The opening scene of Werner Herzog's Aguirre: The Wrath of God looks as if it was lifted directly from a dream, or perhaps even a nightmare: Spanish Conquistadors, with nothing but a crude dirt path and some jagged rocks to guide them, make their way down a mountainside. Slowly, methodically, they descend from the clouds, wondering what perils await them around each and every turn. Thus, the tone of Aguirre: The Wrath of God is established, its world created.
With the famous Peruvian expedition of 16th Century explorer Gonzalo Pizarro serving as the subplot, Herzog weaves Aguirre Wrath of God into a mystical tale of greed and power. Pizarro (Alejandro Repulles) is determined to track down the fabled city of El Dorado, which he’s been told is made entirely of gold. But Pizarro’s men are exhausted from their long journey, so the explorer decides to send a smaller delegation ahead to locate the golden city. This expedition, which will travel by river on hastily constructed rafts, is to be led by Pedro de Ursua (Ray Guerra), with Lope de Aguiire (Klaus Kinski) serving as his second in command. But shortly after the expedition is underway, a conflict between Aguirre and Ursua leads to a violent mutiny, resulting in Aguirre, a man driven by greed and a thirst for glory, taking control of the doomed excursion.
In the director's typical fashion, the film's jungle setting becomes as much a character in the film as any portrayed by the actors. Herzog has stated many times in interviews that he never selects a film’s setting simply for its beauty, or to “dress up” the background; it must take on “almost human qualities”, and the jungles of Aguirre: The Wrath of God do just that. It is a fierce, unforgiving place, an untamed wilderness as dangerous as it is beautiful. The rafts are tossed from side to side by the river’s raging current, and the jungle itself, dark and ominous, seems to mock the travelers as their journey stretches from days into weeks, with no end in sight.
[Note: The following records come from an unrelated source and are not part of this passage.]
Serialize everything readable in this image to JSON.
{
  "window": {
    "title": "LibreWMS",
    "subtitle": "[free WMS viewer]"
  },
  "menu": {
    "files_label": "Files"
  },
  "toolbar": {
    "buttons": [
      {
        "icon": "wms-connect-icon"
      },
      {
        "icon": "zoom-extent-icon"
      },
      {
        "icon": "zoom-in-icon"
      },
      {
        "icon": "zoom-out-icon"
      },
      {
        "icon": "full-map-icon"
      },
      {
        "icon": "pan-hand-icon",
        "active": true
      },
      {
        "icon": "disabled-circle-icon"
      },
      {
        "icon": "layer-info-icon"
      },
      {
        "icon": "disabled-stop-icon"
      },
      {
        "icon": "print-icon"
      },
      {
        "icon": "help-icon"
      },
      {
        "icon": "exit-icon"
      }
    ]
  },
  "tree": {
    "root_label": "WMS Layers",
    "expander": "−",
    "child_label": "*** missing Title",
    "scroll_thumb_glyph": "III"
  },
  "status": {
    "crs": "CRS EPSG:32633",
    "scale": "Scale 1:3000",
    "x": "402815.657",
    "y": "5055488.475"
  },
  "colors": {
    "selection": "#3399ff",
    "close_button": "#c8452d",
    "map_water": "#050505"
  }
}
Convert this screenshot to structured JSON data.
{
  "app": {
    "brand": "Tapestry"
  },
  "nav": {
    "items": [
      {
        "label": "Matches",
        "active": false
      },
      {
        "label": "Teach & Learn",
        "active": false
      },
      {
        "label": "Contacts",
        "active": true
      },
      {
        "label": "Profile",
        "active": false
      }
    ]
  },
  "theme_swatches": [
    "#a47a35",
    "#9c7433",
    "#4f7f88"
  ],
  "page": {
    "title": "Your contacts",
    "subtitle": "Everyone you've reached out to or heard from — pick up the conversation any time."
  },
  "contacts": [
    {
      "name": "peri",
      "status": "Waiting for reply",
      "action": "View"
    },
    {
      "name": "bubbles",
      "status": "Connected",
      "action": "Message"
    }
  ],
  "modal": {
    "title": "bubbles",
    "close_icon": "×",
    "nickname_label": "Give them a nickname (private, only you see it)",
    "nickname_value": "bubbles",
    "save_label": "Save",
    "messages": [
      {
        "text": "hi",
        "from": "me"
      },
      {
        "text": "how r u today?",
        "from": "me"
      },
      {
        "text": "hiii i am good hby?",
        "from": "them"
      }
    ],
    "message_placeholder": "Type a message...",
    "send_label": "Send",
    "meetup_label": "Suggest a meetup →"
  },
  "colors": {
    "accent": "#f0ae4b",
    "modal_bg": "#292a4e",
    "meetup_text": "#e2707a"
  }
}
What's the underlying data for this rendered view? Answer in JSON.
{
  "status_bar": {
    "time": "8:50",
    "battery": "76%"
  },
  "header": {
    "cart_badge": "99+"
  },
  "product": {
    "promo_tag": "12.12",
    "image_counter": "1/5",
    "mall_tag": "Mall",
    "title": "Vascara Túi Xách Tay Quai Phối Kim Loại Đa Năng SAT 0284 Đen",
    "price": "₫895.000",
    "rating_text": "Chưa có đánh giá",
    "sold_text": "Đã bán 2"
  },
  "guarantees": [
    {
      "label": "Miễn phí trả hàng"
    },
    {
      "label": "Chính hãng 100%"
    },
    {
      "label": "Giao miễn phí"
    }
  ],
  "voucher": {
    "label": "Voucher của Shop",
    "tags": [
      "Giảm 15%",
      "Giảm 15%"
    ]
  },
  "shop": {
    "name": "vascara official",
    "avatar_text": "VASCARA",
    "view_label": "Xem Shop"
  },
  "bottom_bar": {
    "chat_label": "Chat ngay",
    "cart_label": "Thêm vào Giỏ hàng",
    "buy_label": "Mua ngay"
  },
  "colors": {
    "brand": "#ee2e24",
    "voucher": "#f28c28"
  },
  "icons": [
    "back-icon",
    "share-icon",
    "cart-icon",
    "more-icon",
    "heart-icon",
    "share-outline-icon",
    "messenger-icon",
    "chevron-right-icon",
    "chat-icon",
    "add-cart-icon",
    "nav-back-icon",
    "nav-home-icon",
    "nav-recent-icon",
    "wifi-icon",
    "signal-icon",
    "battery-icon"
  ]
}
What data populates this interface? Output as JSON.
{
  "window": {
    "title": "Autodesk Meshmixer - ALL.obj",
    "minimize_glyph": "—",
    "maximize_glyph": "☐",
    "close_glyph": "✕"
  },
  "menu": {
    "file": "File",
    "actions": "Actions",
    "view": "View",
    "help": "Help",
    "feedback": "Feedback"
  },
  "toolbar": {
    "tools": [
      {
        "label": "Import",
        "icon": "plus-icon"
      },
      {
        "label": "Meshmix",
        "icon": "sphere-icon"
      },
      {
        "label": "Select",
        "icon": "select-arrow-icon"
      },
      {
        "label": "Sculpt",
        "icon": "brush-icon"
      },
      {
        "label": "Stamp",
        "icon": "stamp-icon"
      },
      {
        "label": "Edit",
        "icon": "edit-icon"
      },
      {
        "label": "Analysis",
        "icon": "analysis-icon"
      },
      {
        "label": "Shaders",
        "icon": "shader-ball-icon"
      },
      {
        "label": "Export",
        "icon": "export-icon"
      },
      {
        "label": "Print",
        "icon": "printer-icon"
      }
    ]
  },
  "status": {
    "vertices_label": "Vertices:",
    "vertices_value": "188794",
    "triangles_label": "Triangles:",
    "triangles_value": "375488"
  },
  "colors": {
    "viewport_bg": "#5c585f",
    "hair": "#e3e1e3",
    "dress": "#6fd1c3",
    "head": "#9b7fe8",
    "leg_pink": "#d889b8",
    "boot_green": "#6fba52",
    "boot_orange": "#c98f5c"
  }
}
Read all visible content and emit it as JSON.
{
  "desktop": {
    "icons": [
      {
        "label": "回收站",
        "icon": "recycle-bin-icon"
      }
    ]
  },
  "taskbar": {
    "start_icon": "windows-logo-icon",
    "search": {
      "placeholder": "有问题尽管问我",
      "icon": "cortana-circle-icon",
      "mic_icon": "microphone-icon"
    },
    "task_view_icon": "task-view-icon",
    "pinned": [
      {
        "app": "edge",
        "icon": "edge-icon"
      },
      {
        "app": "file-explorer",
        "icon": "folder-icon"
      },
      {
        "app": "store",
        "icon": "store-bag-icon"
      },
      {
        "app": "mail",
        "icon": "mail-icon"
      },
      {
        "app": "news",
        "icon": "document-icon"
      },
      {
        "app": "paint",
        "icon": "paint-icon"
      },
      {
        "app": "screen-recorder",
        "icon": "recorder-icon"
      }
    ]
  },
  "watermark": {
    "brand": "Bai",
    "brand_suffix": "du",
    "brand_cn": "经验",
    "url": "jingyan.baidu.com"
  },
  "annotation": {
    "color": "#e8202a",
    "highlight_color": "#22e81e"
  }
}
While making Aguirre: The Wrath of God, Herzog himself would suffer through a great many ordeals, including the perils of filming in the jungle and the notorious temper of his leading man, Klaus Kinski. Yet, as was the case time and again throughout his career, his pain never goes unrewarded. As a result of Herzog's “method”, each one of his films exudes a total sense of period and place, as if they’d actually found a way to travel backwards in time, physically inhabiting the world they sought merely to recreate. Aguirre: The Wrath of God is a perfect example of the "Herzog style", not to mention the director's finest achievement. It is so alive, so organically progressive, that it doesn’t even seem like a film.
It is, as I said, like a dream…or perhaps even a nightmare.